Paul Chew has given his Buy rating due to a combination of factors that highlight Sheng Siong Group Ltd.’s growth potential and strategic expansion. The company has significantly increased its store footprint by 13% year-over-year, adding 11 new stores, with plans to open two more by the end of the year. This expansion is expected to drive revenue growth into the next fiscal year, with a projected 11% increase in store space.
Additionally, same-store sales have shown a notable increase, attributed to government vouchers and successful promotional activities, which have boosted consumer spending.

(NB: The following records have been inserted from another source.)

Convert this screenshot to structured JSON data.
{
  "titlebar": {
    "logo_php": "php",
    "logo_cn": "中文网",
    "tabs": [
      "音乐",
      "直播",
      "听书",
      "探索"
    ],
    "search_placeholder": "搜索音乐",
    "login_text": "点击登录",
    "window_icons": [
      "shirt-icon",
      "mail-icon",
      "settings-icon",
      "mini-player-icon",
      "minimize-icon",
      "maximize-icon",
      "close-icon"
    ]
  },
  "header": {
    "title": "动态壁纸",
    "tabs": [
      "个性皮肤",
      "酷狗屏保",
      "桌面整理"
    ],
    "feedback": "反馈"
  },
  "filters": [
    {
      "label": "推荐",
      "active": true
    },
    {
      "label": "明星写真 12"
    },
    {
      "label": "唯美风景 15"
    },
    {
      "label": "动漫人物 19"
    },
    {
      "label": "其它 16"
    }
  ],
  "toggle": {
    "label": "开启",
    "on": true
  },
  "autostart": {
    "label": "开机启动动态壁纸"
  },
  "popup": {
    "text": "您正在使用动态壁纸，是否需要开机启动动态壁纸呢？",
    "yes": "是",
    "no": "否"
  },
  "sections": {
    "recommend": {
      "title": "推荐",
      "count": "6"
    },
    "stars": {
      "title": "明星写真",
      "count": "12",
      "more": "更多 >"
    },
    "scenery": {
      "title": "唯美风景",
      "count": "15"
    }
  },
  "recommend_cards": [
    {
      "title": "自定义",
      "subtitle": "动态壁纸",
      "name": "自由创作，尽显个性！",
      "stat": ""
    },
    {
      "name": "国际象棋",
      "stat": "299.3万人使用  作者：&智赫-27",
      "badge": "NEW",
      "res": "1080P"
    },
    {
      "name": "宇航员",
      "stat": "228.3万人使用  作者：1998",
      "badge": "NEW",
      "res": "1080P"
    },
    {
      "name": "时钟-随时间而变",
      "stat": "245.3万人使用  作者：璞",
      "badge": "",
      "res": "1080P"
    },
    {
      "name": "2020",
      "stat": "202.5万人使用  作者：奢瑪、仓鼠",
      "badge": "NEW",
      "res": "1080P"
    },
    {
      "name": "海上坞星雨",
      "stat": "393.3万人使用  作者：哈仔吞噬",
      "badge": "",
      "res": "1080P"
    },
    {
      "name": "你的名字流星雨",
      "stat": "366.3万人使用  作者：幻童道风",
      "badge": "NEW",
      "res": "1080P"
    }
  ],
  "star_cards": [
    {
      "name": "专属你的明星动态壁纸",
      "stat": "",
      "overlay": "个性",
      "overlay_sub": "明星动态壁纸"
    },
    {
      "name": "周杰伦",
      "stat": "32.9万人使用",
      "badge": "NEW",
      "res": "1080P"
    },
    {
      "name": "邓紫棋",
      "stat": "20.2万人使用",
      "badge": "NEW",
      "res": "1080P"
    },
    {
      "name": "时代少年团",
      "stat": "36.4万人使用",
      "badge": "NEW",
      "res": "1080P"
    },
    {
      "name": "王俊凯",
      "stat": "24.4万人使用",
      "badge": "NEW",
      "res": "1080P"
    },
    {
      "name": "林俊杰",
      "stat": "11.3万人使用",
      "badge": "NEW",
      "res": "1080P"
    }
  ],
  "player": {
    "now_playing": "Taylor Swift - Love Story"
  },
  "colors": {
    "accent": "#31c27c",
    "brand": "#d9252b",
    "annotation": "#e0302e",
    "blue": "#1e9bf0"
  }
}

Despite pressures on net margins from rising staff costs and lower finance income, the long-term outlook remains positive. The upcoming Sungei Kadut distribution center is anticipated to enhance operational efficiency and support future growth. Consequently, the target price has been adjusted upward, reflecting these growth prospects.
In another report released on October 31, DBS also maintained a Buy rating on the stock with a S$2.60 price target.